O Instituto do Patrimônio Histórico e Artístico Nacional (Iphan) divulgou nesta quinta-feira um relatório prévio sobre os danos causados pelos atentados golpistas do último domingo contra as sedes dos três Poderes da República. No documento, o órgão não traz estimativa financeira dos prejuízos, mas sugere o uso do Fundo do Patrimônio Mundial da Unesco para captação de recursos para a reforma.

O documento é um diagnóstico da destruição causada no Palácio do Planalto, no Supremo Tribunal Federal (STF), no Congresso Nacional, além da Praça dos Três Poderes, do Museu da Cidade e do Espaço Lúcio Costa. O texto indica ações a curto, médio e longo prazo a serem tomadas para recuperação dos edifícios vandalizados.

No relatório, o Iphan explica que " bens culturais inscritos na Lista de Patrimônios Culturais da Humanidade podem receber auxílio e assistência internacional para sua conservação". O Fundo do Patrimônio Mundial pode repassar recursos que vão de US$ 5 mil até valores indefinidos.

Além de sugerir a captação de recursos pelo fundo, o Iphan fez um inventário de tudo que foi destruído pelos golpistas bolsonaristas. O relatório do órgão registra um cenário de terra arrasada nos prédios dos três Poderes, com destaque para a sede do STF.

Entre os pontos identificados, os técnicos do Instituto citam o fato de os golpistas terem arrancado câmeras de segurança nas sedes dos três Poderes. No STF, os terroristas tentaram arrancar os lustres da corte. O documento do Iphan relata que 100% os vidros do térreo foram quebrados pelos golpistas bolsonaristas. A situação do prédio inclusive prejudicou o trabalho do Iphan:

"Em razão do estado de destruição dos ambientes do STF, não foi possível realizar a completa varredura dos danos do piso", diz o documento.

No caso do Palácio do Planalto, o relatório mostra que até mesmo a rampa de acesso ao parlatório, onde o presidente Luiz Inácio Lula da Silva fez seu discurso após tomar posse, foi vandalizada. Os técnicos também registraram o extravio de medalhas e condecorações que estavam expostas e foram levadas pelos terroristas.

No Congresso, também foram relatados danos a obras de arte, aos pisos e até mesmo nos forros devido à tentativa de arrancar as câmeras.

Nesta quinta-feira, a ministra da Cultura, Margareth Menezes, e o deputado distrital Leandro Grass, indicado para presidir o Iphan, apresentaram o relatório à imprensa. Na ocasião, Grass afirmou que a maior parte dos danos causados é reversível

— Não foi identificada nesse relatório preliminar, nessa primeira análise, sob ponto de vista de edificação, nenhum dano irreparável. Sobre os bens móveis vai ser analisado — afirmou Grass.

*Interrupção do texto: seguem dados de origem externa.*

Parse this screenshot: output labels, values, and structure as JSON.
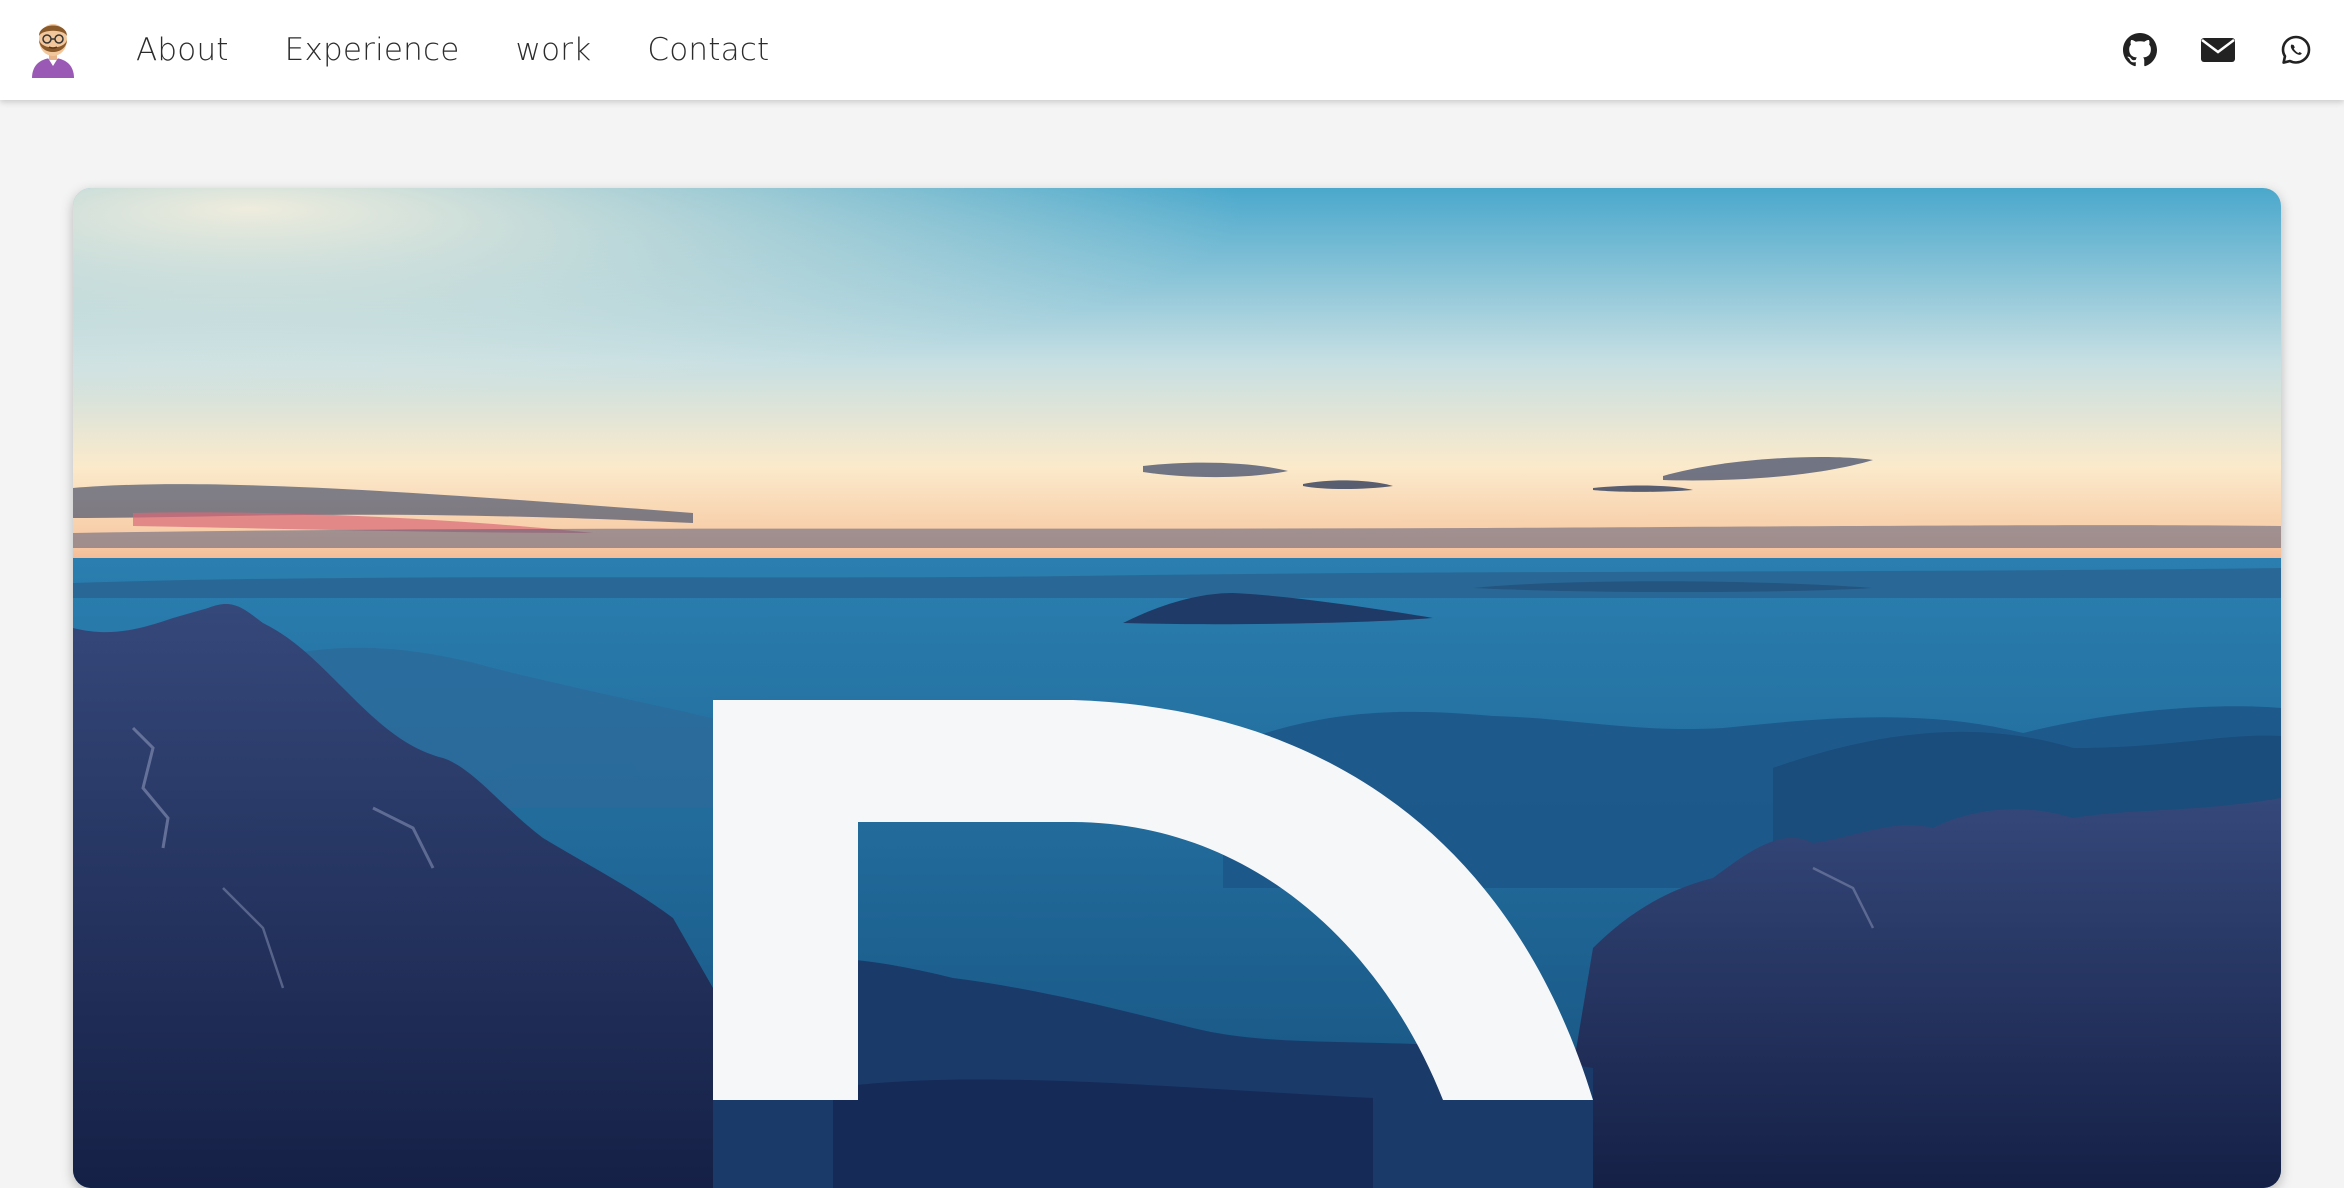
{
  "nav": {
    "links": [
      {
        "label": "About"
      },
      {
        "label": "Experience"
      },
      {
        "label": "work"
      },
      {
        "label": "Contact"
      }
    ],
    "icons": [
      "github-icon",
      "mail-icon",
      "whatsapp-icon"
    ]
  },
  "colors": {
    "nav_bg": "#ffffff",
    "page_bg": "#f4f4f4",
    "sky_top": "#3aa6cf",
    "sky_glow": "#fbe9c8",
    "sunset_pink": "#f08b7d",
    "mountain_dark": "#1c2a55",
    "mist_blue": "#1f6a9a"
  }
}
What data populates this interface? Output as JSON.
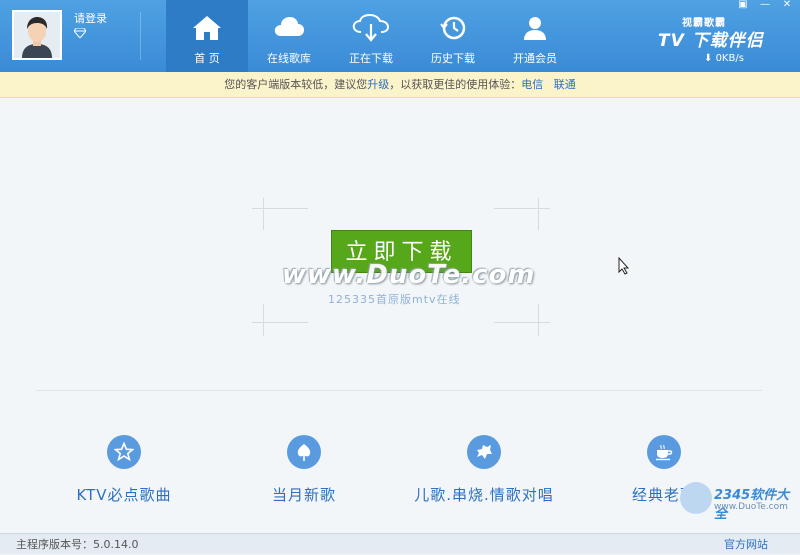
{
  "user": {
    "login_label": "请登录",
    "vip_icon": "diamond-icon"
  },
  "nav": {
    "items": [
      {
        "label": "首 页",
        "icon": "home-icon"
      },
      {
        "label": "在线歌库",
        "icon": "cloud-icon"
      },
      {
        "label": "正在下载",
        "icon": "cloud-download-icon"
      },
      {
        "label": "历史下载",
        "icon": "history-icon"
      },
      {
        "label": "开通会员",
        "icon": "member-icon"
      }
    ],
    "active_index": 0
  },
  "window": {
    "buttons": [
      "▣",
      "—",
      "✕"
    ]
  },
  "brand": {
    "small": "视霸歌霸",
    "big": "TV 下载伴侣",
    "speed": "0KB/s"
  },
  "notice": {
    "prefix": "您的客户端版本较低，建议您",
    "upgrade": "升级",
    "middle": "，以获取更佳的使用体验：",
    "link1": "电信",
    "link2": "联通"
  },
  "main": {
    "download_button": "立即下载",
    "watermark": "www.DuoTe.com",
    "subline": "125335首原版mtv在线"
  },
  "categories": [
    {
      "label": "KTV必点歌曲",
      "icon": "star-icon"
    },
    {
      "label": "当月新歌",
      "icon": "leaf-icon"
    },
    {
      "label": "儿歌.串烧.情歌对唱",
      "icon": "puzzle-icon"
    },
    {
      "label": "经典老歌",
      "icon": "cup-icon"
    }
  ],
  "footer": {
    "version": "主程序版本号：5.0.14.0",
    "site": "官方网站"
  },
  "overlay_logo": {
    "brand": "2345软件大全",
    "url": "www.DuoTe.com"
  },
  "colors": {
    "header": "#3a8bd6",
    "accent_green": "#57a71a",
    "link": "#2a6fc0",
    "category_blue": "#5a9be0"
  }
}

O relatório de 50 páginas traz ainda fotos do interior dos prédios vistoriados. As imagens registram um cenário de destruição nas sedes dos poderes e serão usadas pelos técnicos que trabalharão na restauração. O relatório lista ainda a capacidade técnica disponível para dar início à restauração levando em consideração servidores do órgão alocados em diversos estados do país.

O Iphan quer criar uma comissão com representantes dos três Poderes para estimar custos e prazos para a restauração. A ideia é que a ex-presidente do órgão Jurema Machado seja responsável por coordenar a força-tarefa. Em relação à possibilidade de cobrar dos terroristas que paguem pelos reparos, Grass afirmou que caberá à Justiça decidir.

— Isso vai depender do processo legal, como o sistema vai conduzir cada uma das pessoas acusadas. Vai depender de eventuais decisões judiciais — afirmou.